If the fraction of base-paired positions in the motif is < --minPairedFraction
If the motif is shorter than --minMotifLen (in which case the extension continues, if possible)
If the motif is longer than --maxMotifLen
If the motif encompasses a loop larger than --maxLoopSize (Note: in the case of junctions, the size of the loop is calculated as the number of unpaired residues residing in the junction loop)
If the motif has a free energy higher than expected by chance. Briefly, if the flag --evalEnergy is enabled, the sequence of the motif is randomly shuffled × --nShufflings times and the probability of obtaining by chance a structure having a free energy ≤ that that of the original motif is calculated from the corresponding Z-score. If the probability is ≥ --pvalue, the motif is discarded. When the --dinuclShuffle flag is enabled, the sequence of the motif is shuffled in such a way that the dinucleotide frequencies are preserved.

Overview

In the above example, the effect of smoothing reactivities and Shannon entropy is shown.
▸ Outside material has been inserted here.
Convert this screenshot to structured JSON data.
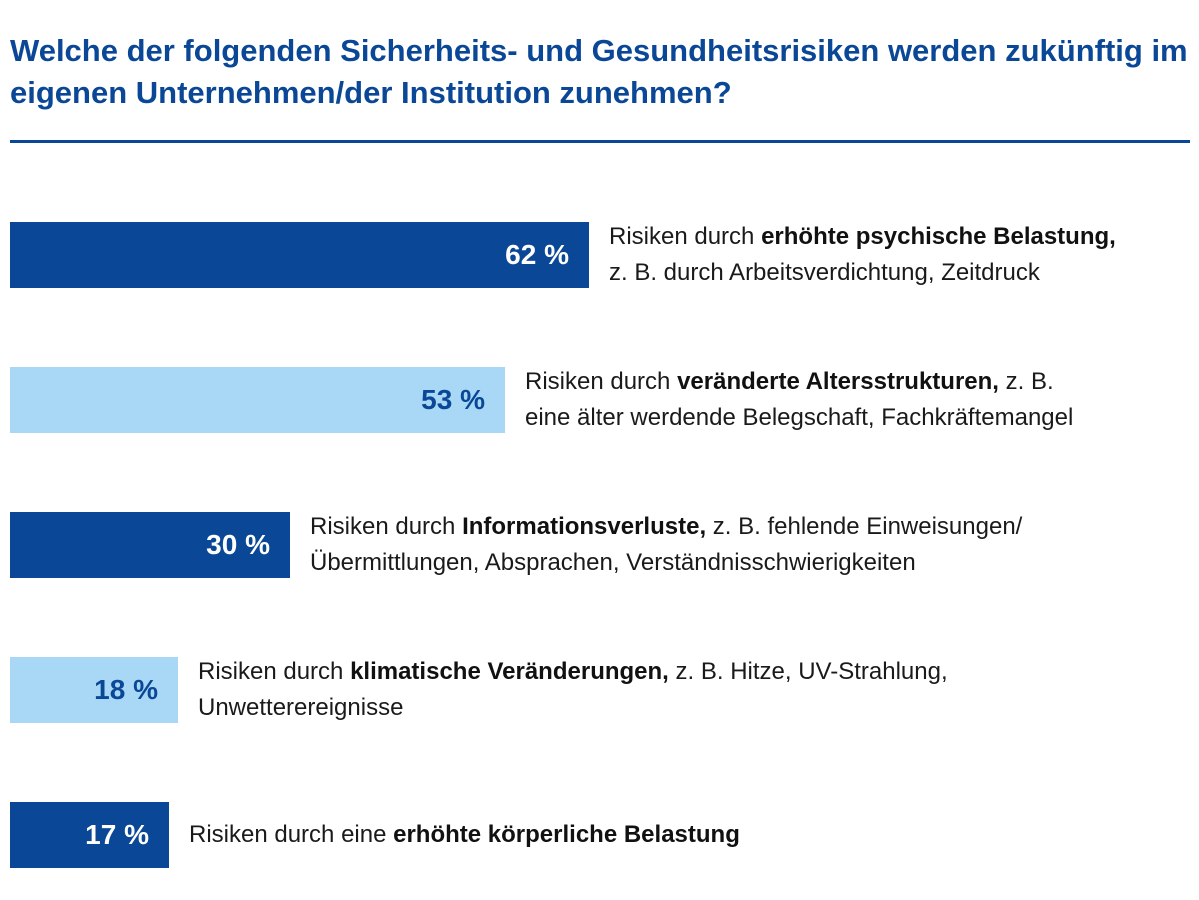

The red dashed lines correspond to the median reactivity and median Shannon entropy along the entire trascript. The inset further shows an independently folded structural domain. The green dots mark the loops that represent the possible starting points for the bidirectional extension and motif extraction. In this example, only the two motifs, colored in green (respectively marked #1 and #2) will be reported, as they fall inside regions of low reactivity and low Shannon entropy. The base-pairs marked in red will not be part of motif #1 as, when included, the reactivity would exceed the global median reactivity for more than 1 - --minBelowMedian bases.